Karen seemed confused, and I would have been happy to let her stay that way. Joley wasn’t.

“I’m a phone-sex operator,” she said.

Joley had acted in a few plays in high school—played Marian the Librarian in The Music Man and Emily in Our Town. Afterward, she did some voice work in radio spots and videos, only not enough to pay her bills until she met a woman who put her to work selling a variety of products over the phone. Joley discovered that she had a knack for it, that she was particularly good at drawing men out in conversation. Her employer noticed, too, and asked Joley if she would be interested in a different kind of telemarketing, something that would utilize her acting skills.

Now the phone rings and she answers, “I’m blond, and I have big brown eyes, and I’m about a thirty-six double D.” The men who call believe her, too. Listening to that sweltering voice, they believe her to the tune of about two-ninety-eight a minute, not counting the forty-dollar panties that she has never worn or the twenty-five-dollar photographs of a blond brown-eyed woman she has never met that she also sells. On a good day, for five hours’ work she’ll gross as much as eight hundred bucks that she splits with her employer. Add that to what she makes for her legitimate voice work and Joley does very well for herself.
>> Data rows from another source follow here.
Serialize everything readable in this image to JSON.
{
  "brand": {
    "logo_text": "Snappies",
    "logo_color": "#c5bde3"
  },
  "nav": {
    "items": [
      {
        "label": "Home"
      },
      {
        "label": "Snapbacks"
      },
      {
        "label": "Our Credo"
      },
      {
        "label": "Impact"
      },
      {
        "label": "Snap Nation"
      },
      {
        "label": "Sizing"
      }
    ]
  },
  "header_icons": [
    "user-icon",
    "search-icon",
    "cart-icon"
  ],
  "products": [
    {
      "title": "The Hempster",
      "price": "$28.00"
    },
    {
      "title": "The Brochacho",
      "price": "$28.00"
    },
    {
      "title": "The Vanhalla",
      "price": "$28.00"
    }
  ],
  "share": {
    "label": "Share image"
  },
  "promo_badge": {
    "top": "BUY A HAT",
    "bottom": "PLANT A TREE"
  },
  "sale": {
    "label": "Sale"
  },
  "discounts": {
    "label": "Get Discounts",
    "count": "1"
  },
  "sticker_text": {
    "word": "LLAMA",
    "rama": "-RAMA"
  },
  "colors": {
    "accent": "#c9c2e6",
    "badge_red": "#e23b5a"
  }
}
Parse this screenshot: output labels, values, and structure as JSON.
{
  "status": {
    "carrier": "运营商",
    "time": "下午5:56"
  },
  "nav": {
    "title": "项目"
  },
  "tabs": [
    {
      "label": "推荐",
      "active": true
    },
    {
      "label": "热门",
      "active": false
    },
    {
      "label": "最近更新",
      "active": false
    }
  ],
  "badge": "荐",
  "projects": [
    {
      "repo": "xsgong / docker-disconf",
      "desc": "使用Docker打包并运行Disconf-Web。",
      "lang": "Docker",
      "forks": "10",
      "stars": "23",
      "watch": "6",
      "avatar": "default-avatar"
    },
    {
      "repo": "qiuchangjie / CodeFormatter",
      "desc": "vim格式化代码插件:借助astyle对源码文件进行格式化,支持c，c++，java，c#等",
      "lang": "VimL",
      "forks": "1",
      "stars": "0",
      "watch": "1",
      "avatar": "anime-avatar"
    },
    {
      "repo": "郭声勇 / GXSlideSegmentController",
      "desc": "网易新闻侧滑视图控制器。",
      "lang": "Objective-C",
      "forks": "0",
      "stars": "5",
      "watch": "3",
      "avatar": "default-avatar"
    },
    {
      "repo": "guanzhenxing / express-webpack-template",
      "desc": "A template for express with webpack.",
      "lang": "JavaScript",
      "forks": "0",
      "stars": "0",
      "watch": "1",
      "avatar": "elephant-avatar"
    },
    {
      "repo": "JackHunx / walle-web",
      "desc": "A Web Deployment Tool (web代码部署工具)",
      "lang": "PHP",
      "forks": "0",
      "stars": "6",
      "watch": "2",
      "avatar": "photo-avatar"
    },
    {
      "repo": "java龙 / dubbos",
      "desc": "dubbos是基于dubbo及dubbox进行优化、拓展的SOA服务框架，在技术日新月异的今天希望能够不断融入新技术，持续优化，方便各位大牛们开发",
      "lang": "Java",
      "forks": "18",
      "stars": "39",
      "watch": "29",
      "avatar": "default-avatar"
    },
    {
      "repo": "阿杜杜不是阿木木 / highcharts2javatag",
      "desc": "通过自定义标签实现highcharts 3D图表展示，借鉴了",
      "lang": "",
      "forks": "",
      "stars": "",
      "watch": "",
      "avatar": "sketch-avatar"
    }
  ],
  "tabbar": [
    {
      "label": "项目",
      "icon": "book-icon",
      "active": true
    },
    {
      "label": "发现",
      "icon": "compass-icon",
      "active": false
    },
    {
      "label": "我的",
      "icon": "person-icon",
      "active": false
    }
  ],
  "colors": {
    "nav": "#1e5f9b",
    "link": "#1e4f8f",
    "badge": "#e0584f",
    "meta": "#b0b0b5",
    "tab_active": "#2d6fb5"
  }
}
“It’s not like it’s prostitution,” she told Karen. “It’s not unsafe sex. It’s not stripping. It’s just words, just talking dirty on the phone. A lot of the men who call, they’re lonely. They’re calling cuz they need someone to talk to. What my callers are really buying—it isn’t sex. What they’re really buying is a few minutes of human contact.”
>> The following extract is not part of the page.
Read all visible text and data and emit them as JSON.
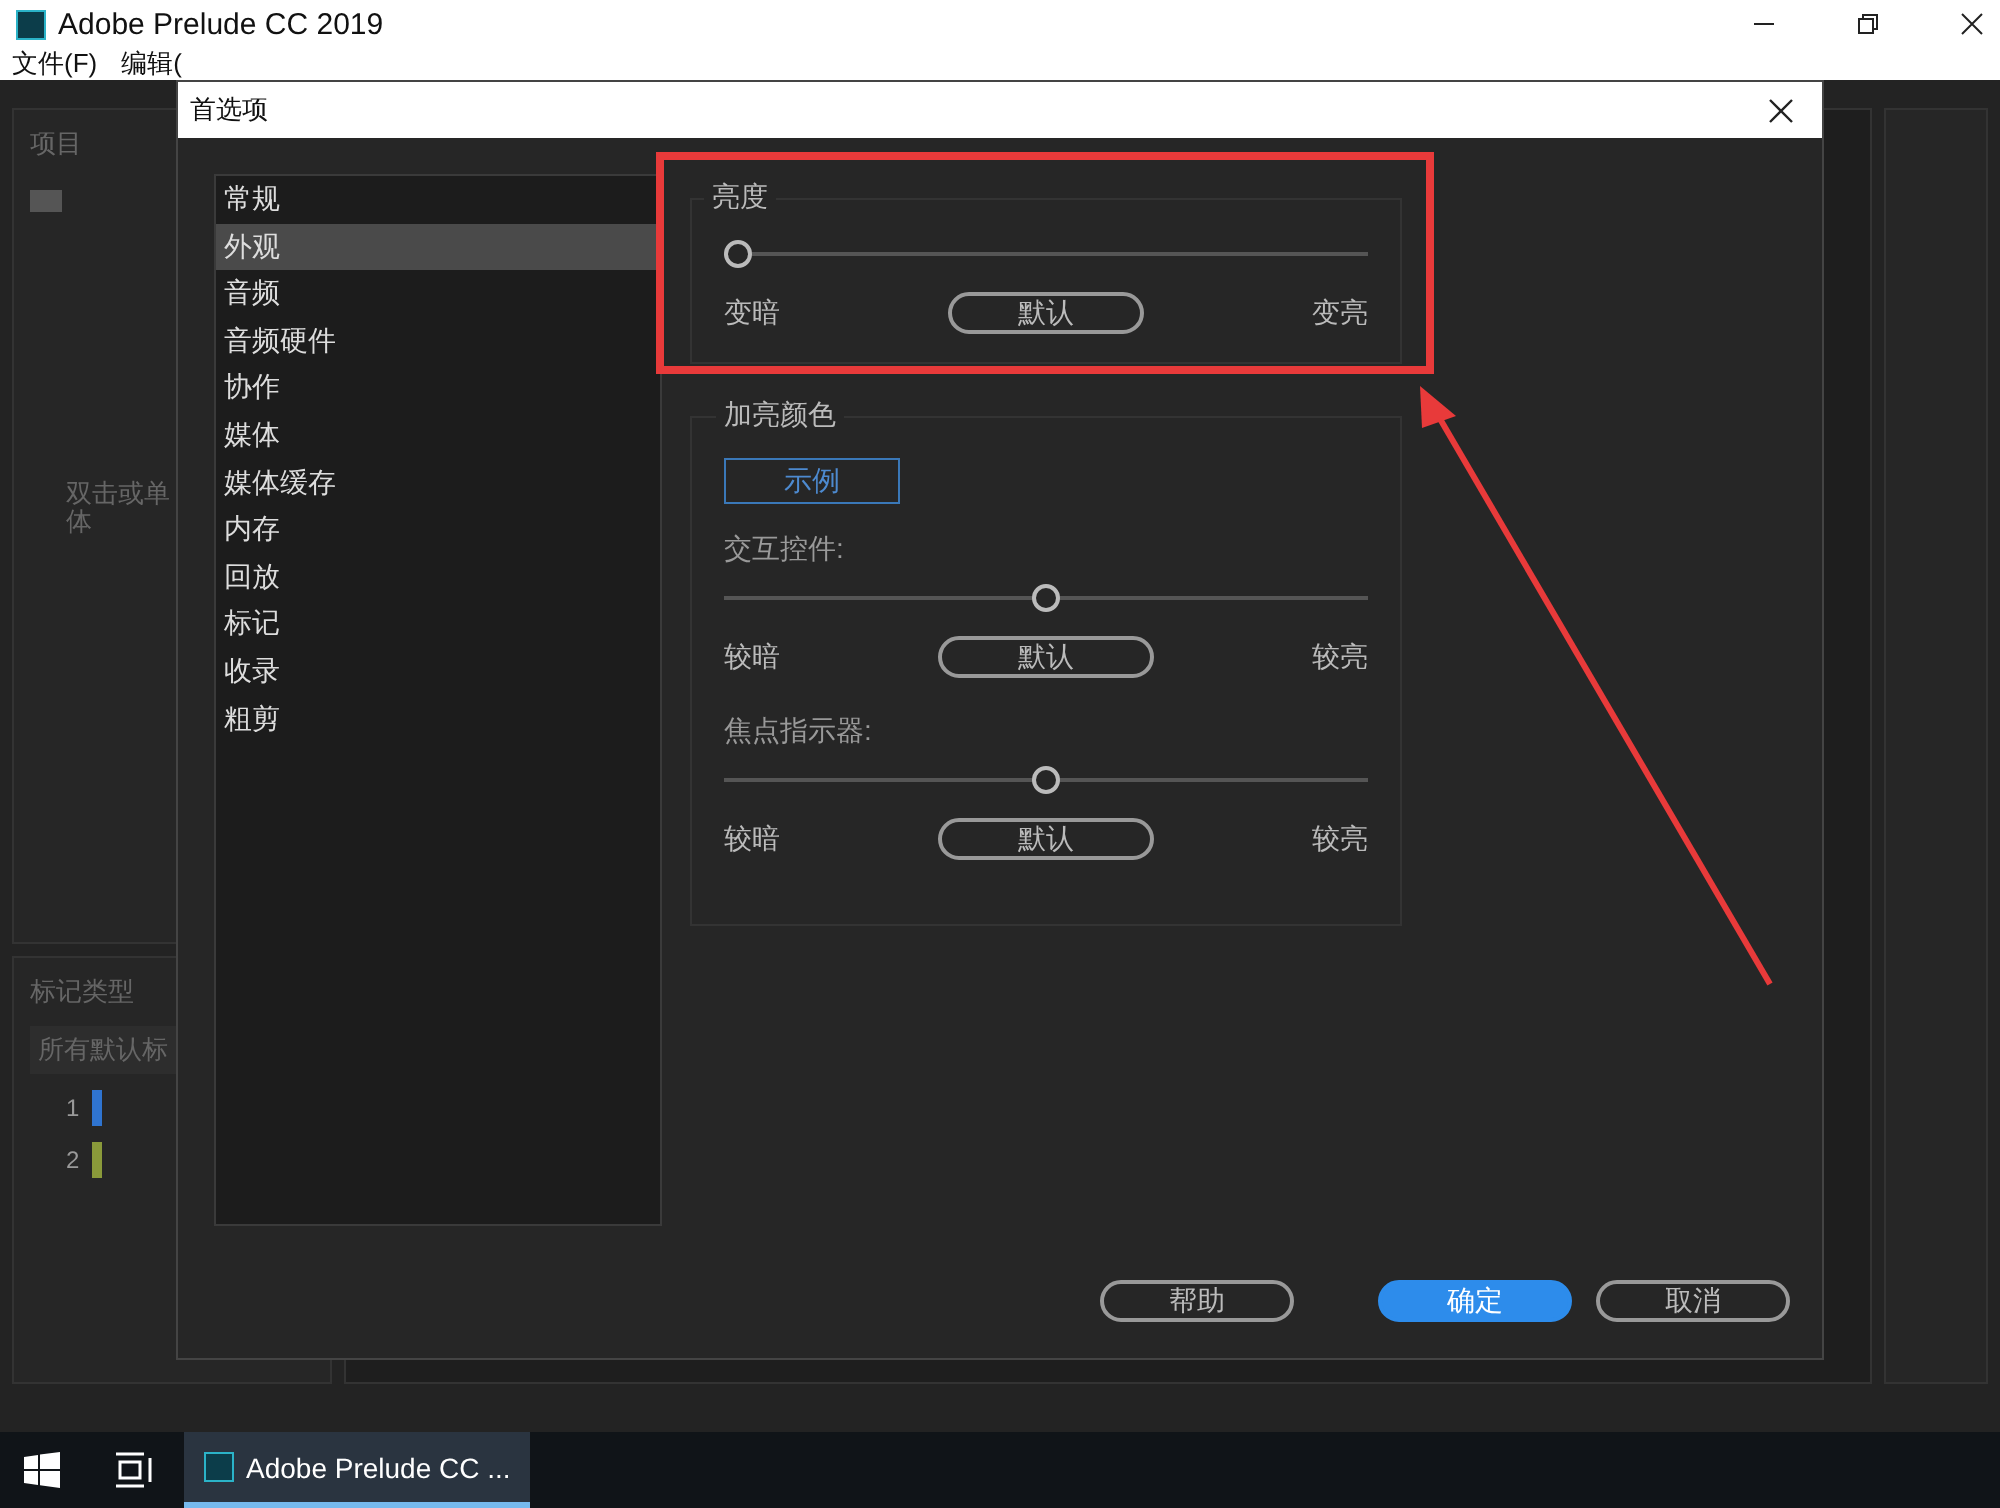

I wondered if that wasn’t the reason Joley had agreed to work the job in the first place, why she kept going back to it even though she had quit at least three times that I knew of. For the human contact. I wondered if that wasn’t the same reason she continued to involve herself with Scottie Thomforde. Joley had been as popular as hell in high school—pretty can do that for you. Only she wasn’t pretty anymore, and losing another thirty pounds wasn’t going to change that.

Karen nodded her head when Joley finished her story. She said, “I can see where the job rewards your creativity and imagination,” and nodded some more.

“I’m not educated,” Joley said. “Unlike the big guy here”—she waved her hand at me—“I wasn’t what you call college material. I doubt there’s another job anywhere that they would let me do that pays as well as this.”

Karen nodded again. She had the gift of empathy. She understood other people’s emotions and knew how to make you feel good about having them. Either that or she was one of the most duplicitous women I have ever met.